DUYURULAR

Rüyaların Hakikati Nedir ?

بِاسْمِهِ سُبْحَانَهُ

Suâl: Rüyaların Hakikati Nedir ?

Cevap: Bugün bu mesele de istismar edilmiştir. Vahyin kesildiği yerde, rüyalar sultan yapılmıştır. Her mecliste rüyalar anlatılır, yorumlanır.

Peki, rüya yok mudur?

Elbette vardır. Dinde sâlih rüya mevcuttur. Kur’ân’da da buna işaret eden ayetler vardır:

“لَهُمُ ٱلْبُشْرَىٰ فِى ٱلْحَيَوٰةِ ٱلدُّنْيَا وَفِى ٱلْآخِرَةِ

“Onlara dünya hayatında da, ahirette de müjde vardır.” (Yûnus, 64)

Ulemâ bu müjdeye “salih rüya” da dâhildir, demiştir.

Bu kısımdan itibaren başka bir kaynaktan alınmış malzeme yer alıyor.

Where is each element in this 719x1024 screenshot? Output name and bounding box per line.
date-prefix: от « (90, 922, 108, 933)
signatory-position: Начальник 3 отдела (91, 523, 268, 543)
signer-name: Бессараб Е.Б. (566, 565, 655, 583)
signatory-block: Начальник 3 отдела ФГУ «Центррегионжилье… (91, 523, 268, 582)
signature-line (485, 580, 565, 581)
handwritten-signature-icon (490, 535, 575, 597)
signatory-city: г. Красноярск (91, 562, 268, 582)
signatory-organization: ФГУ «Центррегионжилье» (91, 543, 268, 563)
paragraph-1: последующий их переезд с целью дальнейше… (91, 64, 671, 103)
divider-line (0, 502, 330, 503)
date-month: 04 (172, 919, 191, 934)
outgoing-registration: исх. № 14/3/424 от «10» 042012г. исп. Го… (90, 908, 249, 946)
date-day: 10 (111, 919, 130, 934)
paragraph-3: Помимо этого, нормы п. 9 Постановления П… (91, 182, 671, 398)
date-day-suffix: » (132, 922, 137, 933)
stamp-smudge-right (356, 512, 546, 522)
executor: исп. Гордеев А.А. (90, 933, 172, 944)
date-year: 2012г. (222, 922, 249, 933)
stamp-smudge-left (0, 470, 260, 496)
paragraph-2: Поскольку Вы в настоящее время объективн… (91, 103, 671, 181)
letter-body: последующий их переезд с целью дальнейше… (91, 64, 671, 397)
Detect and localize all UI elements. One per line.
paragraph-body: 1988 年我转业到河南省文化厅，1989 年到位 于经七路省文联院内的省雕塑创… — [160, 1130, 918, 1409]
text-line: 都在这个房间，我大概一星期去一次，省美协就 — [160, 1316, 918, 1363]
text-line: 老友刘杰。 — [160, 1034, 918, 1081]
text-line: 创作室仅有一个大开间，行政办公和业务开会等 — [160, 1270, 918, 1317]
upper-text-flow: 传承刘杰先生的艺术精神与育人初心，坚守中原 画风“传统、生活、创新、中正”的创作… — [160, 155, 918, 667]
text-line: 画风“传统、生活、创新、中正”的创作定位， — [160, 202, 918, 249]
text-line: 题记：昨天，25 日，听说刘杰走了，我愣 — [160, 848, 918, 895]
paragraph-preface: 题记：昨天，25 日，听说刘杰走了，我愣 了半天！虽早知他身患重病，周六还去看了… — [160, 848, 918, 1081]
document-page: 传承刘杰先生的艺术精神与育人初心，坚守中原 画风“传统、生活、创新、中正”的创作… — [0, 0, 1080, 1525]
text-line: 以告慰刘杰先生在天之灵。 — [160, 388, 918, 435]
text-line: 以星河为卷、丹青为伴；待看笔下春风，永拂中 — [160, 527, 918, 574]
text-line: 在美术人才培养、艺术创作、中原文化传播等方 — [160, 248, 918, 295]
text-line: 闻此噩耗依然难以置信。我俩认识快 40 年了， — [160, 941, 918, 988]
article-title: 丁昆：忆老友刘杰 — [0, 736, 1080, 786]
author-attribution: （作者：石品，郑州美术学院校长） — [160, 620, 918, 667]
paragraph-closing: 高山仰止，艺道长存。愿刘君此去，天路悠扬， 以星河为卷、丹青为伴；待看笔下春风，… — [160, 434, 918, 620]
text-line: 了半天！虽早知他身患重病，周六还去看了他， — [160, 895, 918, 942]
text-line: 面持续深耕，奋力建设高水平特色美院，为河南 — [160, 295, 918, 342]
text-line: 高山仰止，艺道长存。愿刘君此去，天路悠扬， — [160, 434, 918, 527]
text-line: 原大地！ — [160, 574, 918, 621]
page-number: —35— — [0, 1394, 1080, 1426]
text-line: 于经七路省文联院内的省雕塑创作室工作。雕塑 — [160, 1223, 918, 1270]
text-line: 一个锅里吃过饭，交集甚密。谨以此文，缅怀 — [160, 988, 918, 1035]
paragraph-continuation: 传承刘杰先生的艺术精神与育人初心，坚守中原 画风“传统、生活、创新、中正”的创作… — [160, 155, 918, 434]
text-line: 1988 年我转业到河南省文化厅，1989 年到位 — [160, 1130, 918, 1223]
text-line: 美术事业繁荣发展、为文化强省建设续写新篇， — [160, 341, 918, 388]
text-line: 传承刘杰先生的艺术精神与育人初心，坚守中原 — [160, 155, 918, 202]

Resûlullah sallallahu aleyhi ve sellem sabah namazından sonra bazen sahâbîlere sorardı:

Sizden bir rüya gören oldu mu?”

Bu konuda çokça hadis-i şerif vardır. Hz. Yusuf’un kıssasında da rüya en temel unsurlardan biridir. Zindandaki arkadaşlarının rüyaları, mânâsı ve tabiri önemli yer tutar.

Ancak şu unutulmamalıdır:

Bu meseleler, dinin asli kaynağı değildir. Misalle ifade etmek gerekirse; yemek, ekmek, gıda ile yaşarsın. Ama sadece meyveyle, çerezle yaşayamazsın. Meyve ve çerezi yersin ancak doymazsın. Rüya da, ebced de, cifir de, buna benzer şeyler, çerez gibidir. Asıl olan vahiydir.

Bunlar, şeriata ve sünnete uygun olmak kaydıyla, birer teşvik vesilesi olabilir. Müminlerin kuvve-i maneviyesini takviye eden, sabırlarını artıran, ümidini pekiştiren yardımcı unsurlar olarak değerlidir. Hususen avam-ı nas, yani halk tabakası için bu tür müjdelerin yeri büyüktür. Ancak din, bunların üzerine bina edilemez.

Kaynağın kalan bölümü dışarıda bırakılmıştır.